Shrimp Roll (Lobster Roll without Lobster)
A delicious and affordable alternative to a New England style lobster roll, using red Argentinian shrimp for a similar taste and texture. The shrimp are gently poached in a flavorful brine, chopped, and mixed with mayonnaise, chives, and lemon, then served in toasted brioche buns.

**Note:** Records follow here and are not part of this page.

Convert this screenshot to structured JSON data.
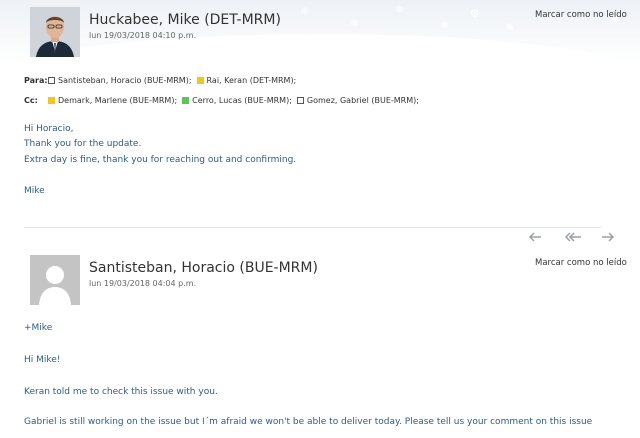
{
  "message1": {
    "sender": "Huckabee, Mike (DET-MRM)",
    "datetime": "lun 19/03/2018 04:10 p.m.",
    "mark_unread": "Marcar como no leído",
    "to_label": "Para:",
    "to": [
      {
        "name": "Santisteban, Horacio (BUE-MRM);",
        "color": "none"
      },
      {
        "name": "Rai, Keran (DET-MRM);",
        "color": "#f2c61b"
      }
    ],
    "cc_label": "Cc:",
    "cc": [
      {
        "name": "Demark, Marlene (BUE-MRM);",
        "color": "#f2c61b"
      },
      {
        "name": "Cerro, Lucas (BUE-MRM);",
        "color": "#5cc35c"
      },
      {
        "name": "Gomez, Gabriel (BUE-MRM);",
        "color": "none"
      }
    ],
    "body": [
      "Hi Horacio,",
      "Thank you for the update.",
      "Extra day is fine, thank you for reaching out and confirming.",
      "Mike"
    ]
  },
  "nav": {
    "reply_icon": "reply-icon",
    "reply_all_icon": "reply-all-icon",
    "forward_icon": "forward-icon"
  },
  "message2": {
    "sender": "Santisteban, Horacio (BUE-MRM)",
    "datetime": "lun 19/03/2018 04:04 p.m.",
    "mark_unread": "Marcar como no leído",
    "body": [
      "+Mike",
      "Hi Mike!",
      "Keran told me to check this issue with you.",
      "Gabriel is still working on the issue but I´m afraid we won't be able to deliver today. Please tell us your comment on this issue"
    ]
  },
  "colors": {
    "body_text": "#2d5c8a",
    "yellow_category": "#f2c61b",
    "green_category": "#5cc35c"
  }
}
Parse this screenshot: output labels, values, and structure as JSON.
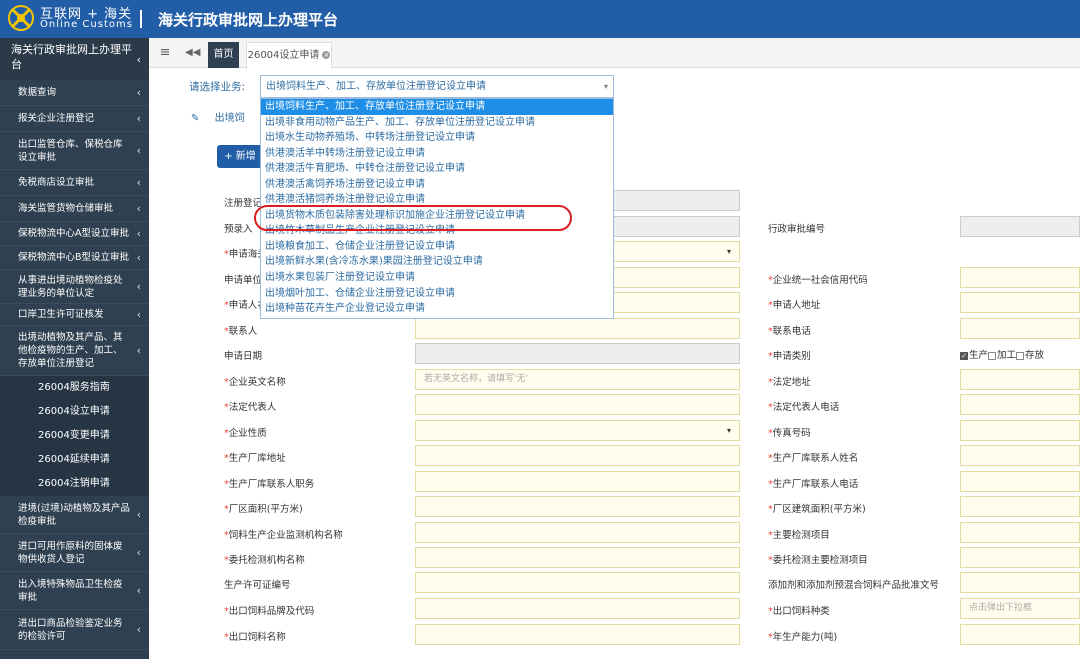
{
  "header": {
    "brand_line1": "互联网 + 海关",
    "brand_line2": "Online Customs",
    "title": "海关行政审批网上办理平台"
  },
  "sidebar": {
    "title": "海关行政审批网上办理平台",
    "items": [
      {
        "label": "数据查询",
        "h": 26
      },
      {
        "label": "报关企业注册登记",
        "h": 26
      },
      {
        "label": "出口监管仓库、保税仓库设立审批",
        "h": 38
      },
      {
        "label": "免税商店设立审批",
        "h": 26
      },
      {
        "label": "海关监管货物仓储审批",
        "h": 26
      },
      {
        "label": "保税物流中心A型设立审批",
        "h": 24
      },
      {
        "label": "保税物流中心B型设立审批",
        "h": 24
      },
      {
        "label": "从事进出境动植物检疫处理业务的单位认定",
        "h": 34
      },
      {
        "label": "口岸卫生许可证核发",
        "h": 22
      },
      {
        "label": "出境动植物及其产品、其他检疫物的生产、加工、存放单位注册登记",
        "h": 50
      }
    ],
    "subitems": [
      "26004服务指南",
      "26004设立申请",
      "26004变更申请",
      "26004延续申请",
      "26004注销申请"
    ],
    "items2": [
      {
        "label": "进境(过境)动植物及其产品检疫审批",
        "h": 38
      },
      {
        "label": "进口可用作原料的固体废物供收货人登记",
        "h": 38
      },
      {
        "label": "出入境特殊物品卫生检疫审批",
        "h": 38
      },
      {
        "label": "进出口商品检验鉴定业务的检验许可",
        "h": 40
      }
    ]
  },
  "tabs": {
    "home": "首页",
    "current": "26004设立申请"
  },
  "business": {
    "label": "请选择业务:",
    "selected": "出境饲料生产、加工、存放单位注册登记设立申请",
    "toolbar_text": "出境饲"
  },
  "buttons": {
    "add": "新增"
  },
  "dropdown": {
    "options": [
      "出境饲料生产、加工、存放单位注册登记设立申请",
      "出境非食用动物产品生产、加工、存放单位注册登记设立申请",
      "出境水生动物养殖场、中转场注册登记设立申请",
      "供港澳活羊中转场注册登记设立申请",
      "供港澳活牛育肥场、中转仓注册登记设立申请",
      "供港澳活禽饲养场注册登记设立申请",
      "供港澳活猪饲养场注册登记设立申请",
      "出境货物木质包装除害处理标识加施企业注册登记设立申请",
      "出境竹木草制品生产企业注册登记设立申请",
      "出境粮食加工、仓储企业注册登记设立申请",
      "出境新鲜水果(含冷冻水果)果园注册登记设立申请",
      "出境水果包装厂注册登记设立申请",
      "出境烟叶加工、仓储企业注册登记设立申请",
      "出境种苗花卉生产企业登记设立申请"
    ],
    "highlighted_index": 7
  },
  "form": {
    "left": [
      {
        "label": "注册登记",
        "req": false
      },
      {
        "label": "预录入",
        "req": false
      },
      {
        "label": "申请海关",
        "req": true
      },
      {
        "label": "申请单位",
        "req": false
      },
      {
        "label": "申请人名",
        "req": true
      },
      {
        "label": "联系人",
        "req": true
      },
      {
        "label": "申请日期",
        "req": false
      },
      {
        "label": "企业英文名称",
        "req": true
      },
      {
        "label": "法定代表人",
        "req": true
      },
      {
        "label": "企业性质",
        "req": true
      },
      {
        "label": "生产厂库地址",
        "req": true
      },
      {
        "label": "生产厂库联系人职务",
        "req": true
      },
      {
        "label": "厂区面积(平方米)",
        "req": true
      },
      {
        "label": "饲料生产企业监测机构名称",
        "req": true
      },
      {
        "label": "委托检测机构名称",
        "req": true
      },
      {
        "label": "生产许可证编号",
        "req": false
      },
      {
        "label": "出口饲料品牌及代码",
        "req": true
      },
      {
        "label": "出口饲料名称",
        "req": true
      }
    ],
    "right": [
      {
        "label": "行政审批编号",
        "req": false
      },
      {
        "label": "企业统一社会信用代码",
        "req": true
      },
      {
        "label": "申请人地址",
        "req": true
      },
      {
        "label": "联系电话",
        "req": true
      },
      {
        "label": "申请类别",
        "req": true
      },
      {
        "label": "法定地址",
        "req": true
      },
      {
        "label": "法定代表人电话",
        "req": true
      },
      {
        "label": "传真号码",
        "req": true
      },
      {
        "label": "生产厂库联系人姓名",
        "req": true
      },
      {
        "label": "生产厂库联系人电话",
        "req": true
      },
      {
        "label": "厂区建筑面积(平方米)",
        "req": true
      },
      {
        "label": "主要检测项目",
        "req": true
      },
      {
        "label": "委托检测主要检测项目",
        "req": true
      },
      {
        "label": "添加剂和添加剂预混合饲料产品批准文号",
        "req": false
      },
      {
        "label": "出口饲料种类",
        "req": true
      },
      {
        "label": "年生产能力(吨)",
        "req": true
      }
    ],
    "english_name_placeholder": "若无英文名称，请填写'无'",
    "feed_type_hint": "点击弹出下拉框",
    "apply_types": [
      "生产",
      "加工",
      "存放"
    ],
    "apply_type_checked": "生产"
  }
}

Nutrition· per serving · estimated
Ingredients10 items
Instructions
- 1
Add 3000g of water to a deep stock pot. Stir in 120g of salt, 90g of sugar, and the juice and halves of 1 lemon. Bring the mixture to a simmer.
10:00 timer - 2
Once the water is at a ripping simmer, kill the heat. Gently add 600g of peeled and deveined red Argentinian shrimp (21-25 count) to the pot. Set a 3-minute timer and stir to ensure even distribution. The water temperature should cool to around 90°C (190-200°F) for gentle poaching.
3:00 timer - 3
After 3 minutes, lift the shrimp out of the water using a spider or slotted spoon. They should be curled into a 'C' shape and mostly opaque. If still translucent, cook for another 30 seconds. Transfer the cooked shrimp to a sheet pan lined with paper towels and place in the fridge to cool quickly for 20 minutes to stop the cooking process.
20:00 timer - 4
Once chilled, chop the shrimp into peanut M&M-sized pieces (about 1/2 inch). Avoid chopping too small to maintain texture.
5:00 timer - 5
Transfer the chopped shrimp to a medium bowl. Use a paper towel to agitate and absorb any remaining surface moisture from the shrimp.
1:00 timer - 6
Add 120g of mayonnaise, 3g of salt, 15g of minced chives, the zest of 1 lemon, and 15g of lemon juice to the shrimp. Gently stir until all ingredients are evenly combined.
2:00 timer - 7
Taste the shrimp salad and adjust salt and lemon levels as needed. The goal is a fresh, vibrant, and cohesive texture.
1:00 timer - 8
Heat 1 tbsp of oil in a pan over medium heat. Split open 4 brioche hot dog buns (top-split if possible) and place them cut-side down in the pan. Toast gently for about 90 seconds, or until golden brown from tip to tip.
1:30 timer - 9
Spread a thin layer of mayonnaise on the inside of each toasted bun to act as a 'glue'.
0:30 timer - 10
Stack about 3 ounces (85g) of the finished shrimp salad into each bun. Garnish with a couple of cracks of fresh black pepper and a sprinkle of the remaining minced chives. Gently squeeze the bun together to make it cohesive.